Jordan Career Day Looks At Medical, Media and City Jobs


David Starr Jordan Middle School held Career Day on Thursday, November 8. Students in sixth-, seventh- and eighth-grades rotated through three assemblies, each focused on careers in the medical and media fields and different jobs they could have working for the City.

“The goal of this event is to expose the students to careers in media, the medical field and options with the City of Burbank,” commented Jordan Career Day coordinator Linda Walmsley. “They will learn about the specifics of a variety of jobs, the compensation possibilities, the education needed to be successful in the field and the contributions each worker makes to the community.”

Disney animator Amy Smeed, studio grip Chris Jampol, actor Jason Huber, VP Marketing for Amazon Film J.D. Black and VP Technical Service for Warner Bros. Lily LaRocco talked about careers in media and the film industry.

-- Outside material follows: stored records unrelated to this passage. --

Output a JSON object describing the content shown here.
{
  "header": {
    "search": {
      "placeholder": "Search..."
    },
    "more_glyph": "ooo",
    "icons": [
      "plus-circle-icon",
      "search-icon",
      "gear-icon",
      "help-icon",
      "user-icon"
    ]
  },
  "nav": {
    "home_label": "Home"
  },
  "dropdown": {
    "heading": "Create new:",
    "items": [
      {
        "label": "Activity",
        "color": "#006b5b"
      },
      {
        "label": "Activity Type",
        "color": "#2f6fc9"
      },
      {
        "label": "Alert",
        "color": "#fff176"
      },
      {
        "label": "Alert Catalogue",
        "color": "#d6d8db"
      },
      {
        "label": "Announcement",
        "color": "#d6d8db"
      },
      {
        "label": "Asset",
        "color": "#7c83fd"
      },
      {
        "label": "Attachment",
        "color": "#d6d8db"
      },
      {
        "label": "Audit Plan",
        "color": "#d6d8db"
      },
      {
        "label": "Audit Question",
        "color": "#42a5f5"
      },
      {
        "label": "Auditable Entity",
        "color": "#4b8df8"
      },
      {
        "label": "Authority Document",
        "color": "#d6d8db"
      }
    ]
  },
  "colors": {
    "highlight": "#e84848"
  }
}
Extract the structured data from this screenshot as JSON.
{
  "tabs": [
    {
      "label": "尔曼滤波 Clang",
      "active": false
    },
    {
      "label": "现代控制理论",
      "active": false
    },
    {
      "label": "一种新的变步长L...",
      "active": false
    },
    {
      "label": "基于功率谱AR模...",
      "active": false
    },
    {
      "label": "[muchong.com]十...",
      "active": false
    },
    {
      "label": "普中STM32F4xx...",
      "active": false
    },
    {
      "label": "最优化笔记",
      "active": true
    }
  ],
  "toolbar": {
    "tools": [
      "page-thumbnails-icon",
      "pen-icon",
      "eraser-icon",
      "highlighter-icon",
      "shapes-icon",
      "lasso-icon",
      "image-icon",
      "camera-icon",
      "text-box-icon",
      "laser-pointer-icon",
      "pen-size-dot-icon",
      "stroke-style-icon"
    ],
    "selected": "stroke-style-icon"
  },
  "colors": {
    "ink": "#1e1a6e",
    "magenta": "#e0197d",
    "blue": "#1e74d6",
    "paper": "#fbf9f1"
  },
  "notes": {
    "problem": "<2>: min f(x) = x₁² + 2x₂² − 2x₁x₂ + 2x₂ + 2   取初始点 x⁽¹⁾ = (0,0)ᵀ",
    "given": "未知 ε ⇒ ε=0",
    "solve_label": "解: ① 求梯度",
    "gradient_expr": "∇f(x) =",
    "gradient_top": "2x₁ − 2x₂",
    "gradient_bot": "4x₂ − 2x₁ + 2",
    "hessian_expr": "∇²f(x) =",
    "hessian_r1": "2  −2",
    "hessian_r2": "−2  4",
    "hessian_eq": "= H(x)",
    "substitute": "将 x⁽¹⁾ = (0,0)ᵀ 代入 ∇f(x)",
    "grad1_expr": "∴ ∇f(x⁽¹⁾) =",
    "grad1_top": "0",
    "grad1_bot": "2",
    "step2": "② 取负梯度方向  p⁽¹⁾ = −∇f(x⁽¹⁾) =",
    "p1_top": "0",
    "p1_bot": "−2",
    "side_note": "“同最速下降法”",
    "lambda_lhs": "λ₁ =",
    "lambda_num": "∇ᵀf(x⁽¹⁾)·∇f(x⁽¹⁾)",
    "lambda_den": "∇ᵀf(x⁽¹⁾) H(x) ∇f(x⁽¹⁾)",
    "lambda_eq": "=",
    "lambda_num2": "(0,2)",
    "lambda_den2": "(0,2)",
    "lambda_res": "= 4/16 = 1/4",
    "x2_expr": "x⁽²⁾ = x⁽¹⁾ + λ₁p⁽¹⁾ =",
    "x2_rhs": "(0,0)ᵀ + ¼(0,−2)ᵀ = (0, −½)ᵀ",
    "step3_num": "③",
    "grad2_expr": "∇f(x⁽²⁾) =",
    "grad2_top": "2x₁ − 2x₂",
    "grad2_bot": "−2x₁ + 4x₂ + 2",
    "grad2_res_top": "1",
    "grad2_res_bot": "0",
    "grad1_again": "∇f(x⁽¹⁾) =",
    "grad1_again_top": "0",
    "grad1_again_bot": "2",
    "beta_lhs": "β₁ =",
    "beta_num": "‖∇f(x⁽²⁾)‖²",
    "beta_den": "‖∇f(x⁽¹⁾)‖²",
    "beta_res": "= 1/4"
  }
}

Solid Waste Supervisor Jeffrey Musich, Fire Captain Ken Hultgren, police officers Angela Burrows and Karel Castro, lifeguard Michael Singhannate and Community Development Director Ron Takigucki all spoke about their respective careers with the City of Burbank.

Careers in the medical field were discussed by people from Providence St. Joseph’s Medical Center, including Chief Operations Officer Darin Gross, Information Technology Director Alexander Nury, Director of Hospitality Services Carol Granados and nurses Nancy Loporchio and Paula Marbach.

“I especially liked the questions that the students had for the participants,” commented Walmsley. “They were focused and relevant to their careers. Many of the students were excited to know that the actual animator of Frozen and Wreck It Ralph was talking with them.”

“The refuse collector was a big hit with the kids because he was able to get them to understand the impact his career had on the health and safety of Burbank. There were participants (a nurse, a lifeguard and a police cadet) that were alumni of Jordan. That was a great connection to doing well in school and success in the world of work.”